The good stuff! The following exercises are some of my personal favourites that I have used myself over the years to free up my thoracic spine (practice what you preach right?) The key with each of these is please, do not push into pain - if you are getting pain there may be a restriction that needs to be released in conjunction with the exercises, or you may need a different exercise entirely.

1. Thoracic Rotations

(To release stiff joints)

The set up:

- Ensure that you are lying directly on the bottom shoulder

- Knees should be brought up to the chest to "lock out" the lumbar spine and focus the movement to

the thoracic spine

- Arms should be extended out in front at shoulder level

The Exercise:

- Bring your outstretched arm up and over, aiming to try to make contact with the

ground on the other side (to create a "T" shape with your arms)

- Follow your arm with your eyes to ensure that you don't "lock out" your neck too

- Once you feel as though you are "stuck" stop and return to the starting position

- There is NO hold and you should not try to force more movement, as it can irritate the shoulder

The Dosage:

2 sets of 12-15 repetitions each side.

2. Cat/Cow

(To release stiff joints)

The set up:

- Get on your hands and knees with your hands under your shoulders and knees under your hips

The Exercise:

- Start from the bottom and try to "tuck your tail" and then slowly arch up through the spine, one segment at a time (Cat)

- Make sure to push through your hands to really get the arch through your mid back

- Start at the bottom again and try to "point your tail to the sky" and then slowly sink through the spine, one segment at a

time (Cow)

- Make sure to lift your head up to the ceiling at the end to finish the movement

- ADD THE BREATH: try to breathe IN during Cow and OUT during Cat.

The Dosage:

2 sets of 5-8 repetitions at a slow pace.

3. Oblique Foam Roller Release

(To release tight muscles)

The set up:

- Tuck the foam roller in the small of your waist (between the top of your hip bone and the bottom ribs)

The Exercise:

- Relax onto the roller and roll your body back and forth until your find a tender spot.

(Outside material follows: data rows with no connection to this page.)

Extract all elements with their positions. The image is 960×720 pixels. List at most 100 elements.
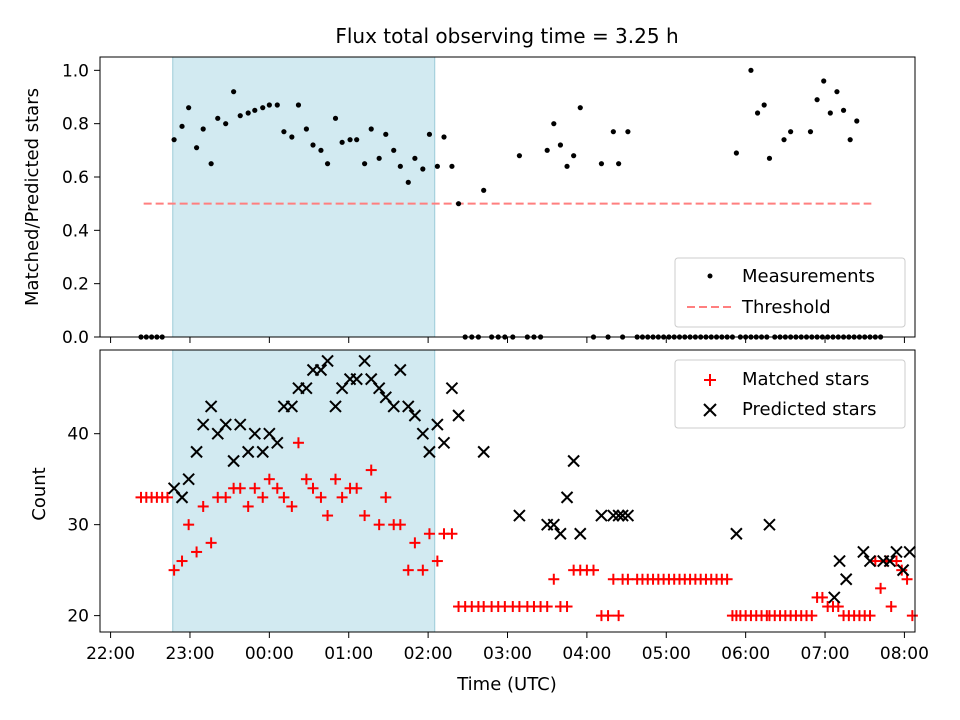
measurement-point [821,78,827,84]
matched-star-point [336,491,348,503]
matched-star-point [249,482,261,494]
predicted-star-point [321,354,334,368]
measurement-point [781,137,787,143]
predicted-star-point [402,400,415,413]
y-tick-label: 0.2 [62,275,89,295]
measurement-point [544,147,550,153]
matched-star-point [901,573,913,585]
top-y-axis-label: Matched/Predicted stars [22,88,43,306]
measurement-point [516,153,523,159]
predicted-star-point [477,445,490,459]
predicted-star-point [863,554,877,568]
measurement-point [237,113,243,119]
measurement-point [807,129,814,135]
matched-star-point [359,510,371,522]
legend-measurements-marker [707,273,713,279]
y-tick-label: 20 [67,607,89,627]
measurement-point [426,131,433,137]
matched-star-point [322,510,334,522]
measurement-point [318,147,324,153]
measurement-point [274,102,280,108]
measurement-point [281,129,287,135]
x-tick-label: 01:00 [324,644,373,664]
bottom-legend: Matched stars Predicted stars [674,359,906,429]
matched-star-point [315,491,327,503]
measurement-point [766,155,773,161]
measurement-point [179,123,185,129]
legend-threshold-label: Threshold [741,297,831,318]
measurement-point [324,161,331,167]
matched-star-point [168,564,180,576]
matched-star-point [292,437,304,449]
y-tick-label: 1.0 [62,61,89,81]
matched-star-point [864,610,876,622]
measurement-point [171,137,177,143]
matched-star-point [234,482,246,494]
matched-star-point [365,464,377,476]
bottom-panel: 20 30 40 22:00 23:00 00:00 01:00 02:00 03:00 04:… [29,349,929,695]
predicted-star-point [896,563,910,577]
bottom-y-ticks: 20 30 40 [67,425,100,627]
matched-star-point [373,519,385,531]
measurement-point [441,134,447,140]
measurement-point [339,139,345,145]
legend-predicted-marker [703,403,717,417]
measurement-point [231,89,237,95]
matched-star-point [622,573,634,585]
matched-star-point [541,601,553,613]
matched-star-point [869,555,881,567]
measurement-point [376,155,382,161]
matched-star-point [271,482,283,494]
predicted-star-point [595,509,608,522]
legend-predicted-label: Predicted stars [742,399,876,420]
measurement-point [598,161,605,167]
matched-star-point [161,491,173,503]
x-tick-label: 23:00 [165,644,214,664]
measurement-point [814,97,820,103]
predicted-star-point [204,400,218,413]
measurement-point [310,142,316,148]
measurement-point [245,110,251,116]
matched-star-point [875,582,887,594]
measurement-point [186,105,192,111]
measurement-point [208,161,214,167]
predicted-star-point [190,445,203,459]
predicted-star-point [547,518,561,531]
measurement-point [420,166,426,172]
matched-star-point [431,555,443,567]
top-panel: 0.0 0.2 0.4 0.6 0.8 1.0 Matched/Predicted sta… [22,56,916,348]
matched-star-point [191,546,203,558]
top-x-ticks [110,337,905,343]
matched-star-point [602,610,614,622]
measurement-point [577,105,583,111]
predicted-star-point [903,545,916,559]
top-legend-box [674,257,906,328]
y-tick-label: 30 [67,516,89,536]
bottom-legend-box [674,359,906,429]
matched-star-point [380,491,392,503]
measurement-point [266,102,272,108]
measurement-point [557,142,564,148]
measurement-point [834,89,840,95]
predicted-star-point [182,472,195,486]
measurement-point [332,115,339,121]
legend-measurements-label: Measurements [742,266,875,287]
matched-star-point [721,573,733,585]
matched-star-point [183,519,195,531]
x-tick-label: 06:00 [721,644,770,664]
x-tick-label: 07:00 [801,644,850,664]
measurement-point [564,163,570,169]
predicted-star-point [554,527,567,540]
x-tick-label: 08:00 [880,644,929,664]
measurement-point [193,145,200,151]
matched-star-point [417,564,429,576]
predicted-star-point [890,545,903,559]
measurement-point [788,129,794,135]
matched-star-point [409,537,421,549]
predicted-star-point [423,445,436,459]
measurement-point [412,155,418,161]
matched-star-point [205,537,217,549]
x-tick-label: 22:00 [86,644,135,664]
measurement-point [455,201,462,207]
predicted-star-point [271,436,284,449]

- Either breathe through the pressure OR do small oscillating movements over the spot.

The Dosage:

2 sets of 30s each side.

CAUTION: There is no bony protection underneath this muscle, so be gentle - don't overdo it.

4. Forearm Planks

(To provide lumbar stability to free up thoracic mobility)

The set up:

- Lying face down, elbows underneath your shoulders, forearms pointed straight ahead (NO triangles)

The Exercise:

- Extend your legs and lift your body off the floor

- "Tuck your tail" using your glutes and abdominals

- Push the ground away from you through your arms

- NO saggy-spine!

The Dosage:

3 reps of 30s hold.

5. Extension Rolling Patterns

(To correct motor control dysfunction)

The set up:

- Lying face down on the floor with your arms overhead

The Exercise:

- Keep your legs still (pretend like you are paralyzed from the waist down)

- Reach up and back with one arm, following it with your eyes

- Reach until your body flips over and you are lying face up

- Repeat on the other side

The Dosage:

2 sets of 12-15 "Perfect Practice" repetitions each side.

(If you are struggling with this one, you likely need some assistance to correct your motor control)

There you have it! Some of my favourite exercises to unlock your thoracic spine and then retrain control of your new found movement!

Let me know how these went for you and if you have anything else you'd like to see as the blog goes along, let me know!